Shelina Mallozzi | Deputy Country Director | CARE Tanzania
Shelina started with CARE in 2014 and has an extensive background in program management for leading pharmaceutical companies such as Bayer and Novo Nordisk and most recently served as the technical writer for a local Tanzania NGO that was awarded two programs from USAID and CDC. Shelina has a Bachelors in Biology from Harvard and a Master’s in Business Management/ Public Health from Yale.

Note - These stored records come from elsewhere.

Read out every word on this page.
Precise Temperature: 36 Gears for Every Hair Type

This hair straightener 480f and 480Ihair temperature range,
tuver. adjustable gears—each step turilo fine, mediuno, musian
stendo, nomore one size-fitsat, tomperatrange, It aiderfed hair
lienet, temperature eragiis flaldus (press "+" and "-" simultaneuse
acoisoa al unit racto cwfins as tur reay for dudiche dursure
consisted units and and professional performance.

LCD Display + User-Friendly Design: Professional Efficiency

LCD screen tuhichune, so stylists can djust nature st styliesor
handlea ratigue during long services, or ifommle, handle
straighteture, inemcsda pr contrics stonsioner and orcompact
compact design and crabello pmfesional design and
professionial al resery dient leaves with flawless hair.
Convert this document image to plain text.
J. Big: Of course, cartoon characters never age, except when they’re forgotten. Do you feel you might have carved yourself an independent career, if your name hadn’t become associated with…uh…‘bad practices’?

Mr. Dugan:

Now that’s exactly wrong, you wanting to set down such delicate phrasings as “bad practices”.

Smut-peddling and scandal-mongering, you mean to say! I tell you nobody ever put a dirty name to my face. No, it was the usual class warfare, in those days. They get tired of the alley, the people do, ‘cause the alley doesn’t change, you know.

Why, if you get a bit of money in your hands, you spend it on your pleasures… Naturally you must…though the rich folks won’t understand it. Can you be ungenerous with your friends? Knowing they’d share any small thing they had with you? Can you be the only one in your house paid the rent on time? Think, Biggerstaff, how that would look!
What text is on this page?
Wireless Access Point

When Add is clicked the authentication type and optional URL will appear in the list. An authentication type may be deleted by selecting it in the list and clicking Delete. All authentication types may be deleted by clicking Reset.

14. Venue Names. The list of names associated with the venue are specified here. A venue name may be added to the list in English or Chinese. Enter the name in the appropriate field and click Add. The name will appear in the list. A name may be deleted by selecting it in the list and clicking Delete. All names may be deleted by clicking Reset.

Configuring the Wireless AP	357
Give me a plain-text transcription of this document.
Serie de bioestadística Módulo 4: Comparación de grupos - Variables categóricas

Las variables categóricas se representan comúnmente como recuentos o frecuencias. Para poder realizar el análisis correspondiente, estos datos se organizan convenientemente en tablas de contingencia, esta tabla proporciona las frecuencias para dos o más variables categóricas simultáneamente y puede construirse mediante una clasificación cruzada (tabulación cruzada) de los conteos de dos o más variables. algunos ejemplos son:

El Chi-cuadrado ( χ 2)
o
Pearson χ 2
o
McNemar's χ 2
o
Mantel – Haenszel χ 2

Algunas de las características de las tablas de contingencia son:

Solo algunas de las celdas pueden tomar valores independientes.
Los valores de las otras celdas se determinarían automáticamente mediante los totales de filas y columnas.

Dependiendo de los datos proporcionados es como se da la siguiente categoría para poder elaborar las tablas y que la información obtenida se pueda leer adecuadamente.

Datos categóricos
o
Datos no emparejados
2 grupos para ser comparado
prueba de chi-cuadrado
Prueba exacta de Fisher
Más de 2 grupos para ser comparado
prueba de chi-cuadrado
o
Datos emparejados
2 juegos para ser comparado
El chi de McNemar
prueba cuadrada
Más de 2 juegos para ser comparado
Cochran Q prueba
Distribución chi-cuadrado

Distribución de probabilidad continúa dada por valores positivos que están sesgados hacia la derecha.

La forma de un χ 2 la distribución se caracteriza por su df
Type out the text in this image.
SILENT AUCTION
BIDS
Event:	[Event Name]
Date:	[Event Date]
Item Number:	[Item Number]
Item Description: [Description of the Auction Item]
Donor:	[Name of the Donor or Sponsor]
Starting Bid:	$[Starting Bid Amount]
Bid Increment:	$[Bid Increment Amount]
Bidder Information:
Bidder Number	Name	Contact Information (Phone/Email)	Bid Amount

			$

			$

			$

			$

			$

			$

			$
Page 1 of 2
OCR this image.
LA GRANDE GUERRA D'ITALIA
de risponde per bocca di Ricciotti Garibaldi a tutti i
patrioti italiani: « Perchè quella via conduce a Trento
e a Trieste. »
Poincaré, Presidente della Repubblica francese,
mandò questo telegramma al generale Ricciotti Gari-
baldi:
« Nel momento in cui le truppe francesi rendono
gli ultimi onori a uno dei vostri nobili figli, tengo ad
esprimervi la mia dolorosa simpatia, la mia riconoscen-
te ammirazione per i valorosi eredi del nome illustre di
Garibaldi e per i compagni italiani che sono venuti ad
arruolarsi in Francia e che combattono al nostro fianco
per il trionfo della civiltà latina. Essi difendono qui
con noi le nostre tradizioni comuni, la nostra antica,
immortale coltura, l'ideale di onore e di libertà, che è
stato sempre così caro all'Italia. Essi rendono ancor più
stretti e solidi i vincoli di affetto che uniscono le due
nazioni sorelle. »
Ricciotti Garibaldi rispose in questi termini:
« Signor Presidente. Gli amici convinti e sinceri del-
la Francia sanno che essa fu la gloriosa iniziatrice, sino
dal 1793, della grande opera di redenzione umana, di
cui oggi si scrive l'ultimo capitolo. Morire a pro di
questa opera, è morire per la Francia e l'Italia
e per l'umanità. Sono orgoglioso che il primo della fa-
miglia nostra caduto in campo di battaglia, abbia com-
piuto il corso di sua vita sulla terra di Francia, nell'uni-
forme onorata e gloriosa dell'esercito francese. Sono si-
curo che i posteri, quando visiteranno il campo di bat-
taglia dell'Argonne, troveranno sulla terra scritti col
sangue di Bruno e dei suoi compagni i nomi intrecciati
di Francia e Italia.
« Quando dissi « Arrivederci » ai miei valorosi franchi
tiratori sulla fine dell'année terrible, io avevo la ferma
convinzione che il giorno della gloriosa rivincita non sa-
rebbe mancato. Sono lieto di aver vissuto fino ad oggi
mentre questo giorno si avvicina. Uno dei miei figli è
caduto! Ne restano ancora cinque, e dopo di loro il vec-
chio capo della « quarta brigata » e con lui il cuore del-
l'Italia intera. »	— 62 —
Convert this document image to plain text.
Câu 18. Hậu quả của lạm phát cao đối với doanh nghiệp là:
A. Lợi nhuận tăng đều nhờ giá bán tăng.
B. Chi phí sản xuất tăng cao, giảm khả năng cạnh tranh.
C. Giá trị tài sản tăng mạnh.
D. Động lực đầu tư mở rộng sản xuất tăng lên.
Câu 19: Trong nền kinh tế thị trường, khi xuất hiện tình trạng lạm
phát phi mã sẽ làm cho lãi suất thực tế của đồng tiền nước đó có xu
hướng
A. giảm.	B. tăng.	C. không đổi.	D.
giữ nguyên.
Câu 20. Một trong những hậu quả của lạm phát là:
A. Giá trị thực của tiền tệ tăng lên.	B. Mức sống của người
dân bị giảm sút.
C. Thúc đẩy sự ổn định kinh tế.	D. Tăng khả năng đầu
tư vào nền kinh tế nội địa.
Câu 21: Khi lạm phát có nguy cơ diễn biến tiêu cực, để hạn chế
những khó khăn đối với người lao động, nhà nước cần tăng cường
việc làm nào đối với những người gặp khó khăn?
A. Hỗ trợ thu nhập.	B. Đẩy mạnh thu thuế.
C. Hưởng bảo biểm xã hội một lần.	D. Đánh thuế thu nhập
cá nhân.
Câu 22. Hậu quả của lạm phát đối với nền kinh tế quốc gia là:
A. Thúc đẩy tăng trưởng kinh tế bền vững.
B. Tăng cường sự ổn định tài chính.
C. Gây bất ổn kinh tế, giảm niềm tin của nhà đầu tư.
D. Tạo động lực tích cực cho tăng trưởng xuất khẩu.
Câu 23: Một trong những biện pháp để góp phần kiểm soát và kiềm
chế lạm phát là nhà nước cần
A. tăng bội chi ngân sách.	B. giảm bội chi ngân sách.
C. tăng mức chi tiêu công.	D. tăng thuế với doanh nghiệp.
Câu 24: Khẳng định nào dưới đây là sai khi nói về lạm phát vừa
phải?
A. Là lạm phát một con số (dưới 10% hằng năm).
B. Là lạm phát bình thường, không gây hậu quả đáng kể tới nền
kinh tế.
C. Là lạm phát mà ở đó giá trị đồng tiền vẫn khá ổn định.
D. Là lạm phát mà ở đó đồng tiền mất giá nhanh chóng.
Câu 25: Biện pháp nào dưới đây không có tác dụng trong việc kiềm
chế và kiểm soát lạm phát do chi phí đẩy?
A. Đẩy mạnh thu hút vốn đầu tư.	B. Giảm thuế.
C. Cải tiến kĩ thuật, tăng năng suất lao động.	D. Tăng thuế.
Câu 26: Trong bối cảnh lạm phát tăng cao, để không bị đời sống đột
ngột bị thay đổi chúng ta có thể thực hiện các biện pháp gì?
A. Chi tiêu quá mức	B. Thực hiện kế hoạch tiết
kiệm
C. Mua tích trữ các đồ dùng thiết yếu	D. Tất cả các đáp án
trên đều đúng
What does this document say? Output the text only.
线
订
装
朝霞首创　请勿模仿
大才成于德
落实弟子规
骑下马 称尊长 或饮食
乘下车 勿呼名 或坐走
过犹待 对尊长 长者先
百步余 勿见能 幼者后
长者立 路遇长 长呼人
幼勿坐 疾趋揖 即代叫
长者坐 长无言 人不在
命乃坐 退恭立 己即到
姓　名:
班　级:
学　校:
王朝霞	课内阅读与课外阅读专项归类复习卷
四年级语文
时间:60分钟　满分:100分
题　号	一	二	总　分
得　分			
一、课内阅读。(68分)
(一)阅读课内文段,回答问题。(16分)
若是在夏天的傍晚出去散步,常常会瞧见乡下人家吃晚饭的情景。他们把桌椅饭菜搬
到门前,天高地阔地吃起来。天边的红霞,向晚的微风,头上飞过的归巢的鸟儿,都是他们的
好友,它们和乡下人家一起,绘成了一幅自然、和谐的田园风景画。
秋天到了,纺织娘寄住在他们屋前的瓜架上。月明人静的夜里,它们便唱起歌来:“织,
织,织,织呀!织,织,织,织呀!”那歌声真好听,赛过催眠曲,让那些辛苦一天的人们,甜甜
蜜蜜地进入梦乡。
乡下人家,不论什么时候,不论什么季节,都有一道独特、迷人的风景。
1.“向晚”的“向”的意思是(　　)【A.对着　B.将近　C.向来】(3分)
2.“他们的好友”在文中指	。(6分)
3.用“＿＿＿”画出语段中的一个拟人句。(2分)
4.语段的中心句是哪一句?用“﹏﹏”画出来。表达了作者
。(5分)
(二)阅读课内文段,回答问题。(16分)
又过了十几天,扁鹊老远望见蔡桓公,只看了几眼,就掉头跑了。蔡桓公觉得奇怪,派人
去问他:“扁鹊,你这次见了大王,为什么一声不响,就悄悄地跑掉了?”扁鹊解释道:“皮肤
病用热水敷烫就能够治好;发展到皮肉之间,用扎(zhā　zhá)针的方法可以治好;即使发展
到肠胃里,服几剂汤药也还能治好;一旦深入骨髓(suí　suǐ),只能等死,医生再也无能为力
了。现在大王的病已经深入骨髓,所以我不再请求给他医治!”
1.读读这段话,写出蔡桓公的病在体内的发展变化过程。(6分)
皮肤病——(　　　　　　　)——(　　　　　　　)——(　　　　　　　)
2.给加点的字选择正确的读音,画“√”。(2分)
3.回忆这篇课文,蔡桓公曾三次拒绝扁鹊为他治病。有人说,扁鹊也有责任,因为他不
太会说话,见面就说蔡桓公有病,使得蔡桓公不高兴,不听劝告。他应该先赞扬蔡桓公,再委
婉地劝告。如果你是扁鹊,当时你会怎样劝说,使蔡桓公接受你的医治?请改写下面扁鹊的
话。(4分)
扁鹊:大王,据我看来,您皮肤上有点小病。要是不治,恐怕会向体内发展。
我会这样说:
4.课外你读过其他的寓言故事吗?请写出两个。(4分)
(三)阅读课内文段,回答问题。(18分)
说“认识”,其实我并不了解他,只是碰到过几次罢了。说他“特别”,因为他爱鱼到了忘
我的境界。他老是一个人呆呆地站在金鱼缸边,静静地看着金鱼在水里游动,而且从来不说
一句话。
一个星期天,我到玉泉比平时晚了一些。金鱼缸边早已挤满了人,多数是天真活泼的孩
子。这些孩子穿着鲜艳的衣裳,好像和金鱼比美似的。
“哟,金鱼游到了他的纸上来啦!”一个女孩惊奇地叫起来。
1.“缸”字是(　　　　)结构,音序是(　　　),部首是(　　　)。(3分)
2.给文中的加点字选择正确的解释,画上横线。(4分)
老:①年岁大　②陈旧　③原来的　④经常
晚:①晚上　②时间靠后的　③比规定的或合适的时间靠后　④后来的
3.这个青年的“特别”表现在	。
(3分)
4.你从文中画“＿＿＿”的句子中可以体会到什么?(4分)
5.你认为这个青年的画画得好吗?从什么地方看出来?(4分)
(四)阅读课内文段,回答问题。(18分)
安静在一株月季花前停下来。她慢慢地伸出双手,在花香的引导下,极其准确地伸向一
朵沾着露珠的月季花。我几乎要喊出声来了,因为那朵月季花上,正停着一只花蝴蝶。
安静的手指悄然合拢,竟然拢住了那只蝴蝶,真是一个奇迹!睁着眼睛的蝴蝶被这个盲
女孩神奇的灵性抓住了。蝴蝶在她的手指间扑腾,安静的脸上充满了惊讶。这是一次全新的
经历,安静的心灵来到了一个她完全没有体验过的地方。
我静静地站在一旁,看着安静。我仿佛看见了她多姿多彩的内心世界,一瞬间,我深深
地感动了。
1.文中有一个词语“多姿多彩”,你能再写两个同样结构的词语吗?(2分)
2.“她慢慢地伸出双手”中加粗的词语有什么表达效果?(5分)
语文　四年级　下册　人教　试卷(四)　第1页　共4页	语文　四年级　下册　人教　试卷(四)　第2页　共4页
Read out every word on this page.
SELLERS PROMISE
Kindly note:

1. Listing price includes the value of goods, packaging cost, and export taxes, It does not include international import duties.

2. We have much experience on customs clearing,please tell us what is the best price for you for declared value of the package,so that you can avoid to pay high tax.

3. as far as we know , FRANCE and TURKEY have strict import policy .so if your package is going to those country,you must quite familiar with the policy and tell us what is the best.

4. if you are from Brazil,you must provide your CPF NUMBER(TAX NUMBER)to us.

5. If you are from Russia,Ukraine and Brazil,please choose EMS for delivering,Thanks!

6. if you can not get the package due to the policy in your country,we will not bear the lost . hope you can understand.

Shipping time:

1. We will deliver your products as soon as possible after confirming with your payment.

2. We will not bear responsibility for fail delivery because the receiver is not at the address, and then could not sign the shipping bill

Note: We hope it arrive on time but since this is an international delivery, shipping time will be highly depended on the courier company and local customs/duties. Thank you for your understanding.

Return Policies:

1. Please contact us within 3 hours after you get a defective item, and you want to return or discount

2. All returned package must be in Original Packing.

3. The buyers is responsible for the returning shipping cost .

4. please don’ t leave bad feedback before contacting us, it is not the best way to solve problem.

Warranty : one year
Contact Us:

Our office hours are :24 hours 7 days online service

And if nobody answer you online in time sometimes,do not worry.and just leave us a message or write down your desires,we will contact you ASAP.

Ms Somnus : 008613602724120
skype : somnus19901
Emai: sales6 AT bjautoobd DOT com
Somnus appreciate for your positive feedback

Paul Daniëls | Country Director | CARE Tanzania
Paul Daniels, a Dutch national, started his international career as a Junior Professional Officer with the United Nations Works and Relief Agency (UNRWA) in the Middle East and the United Nations High Commissioner for Refugees (UNHCR) in Mexico. He has a bachelor degree in Business Economics of the University of Brabant and a Master Degree in Development Economics of the University of Amsterdam. After his tenure with the UN he started working for international NGOs. He was a Coordinator for cross border Rural Development Programming in Afghanistan with the International Rescue Committee (IRC), being based in Peshawar. He also served as a Deputy Director for IRC in the same location. Subsequently he became IRC’s Country Director in Georgia and Vienna, Austria. The Vienna program was a resettlement program for Bosnian and Iranian refugees to the US. Following his tenure with IRC he joined UMNCOR as a Country Director in Armenia, where he was instrumental in setting up a local micro-finance organization, AREGAK, with a portfolio of 6 million dollars. From UMCOR he went to work for Mercy Corps in Lebanon and then joined CARE as Program Director for Somalia, being based in Nairobi, Kenya. During this assignment he was forced to close all CARE’s operations in South/Central Somalia because of threats by the Al-Shebab movement. After three years he was appointed to Program Director in Sudan just before the separation of North and South Sudan. Since July 2012 he is the Country Director of CARE in Tanzania. His two adult children are or have been working as officers for international NGOs in the Republic of Georgia and Libya. While in Kenya his family adopted a 2-year old who is now attending school in Dar es Salaam. During his tenure with CARE in Tanzania he worked with his team on a new strategy for the Tanzania office, WEZESHA, which is based on the CPR recommendations, in line with the CI strategy and focuses on women empowerment and climate change adaptation.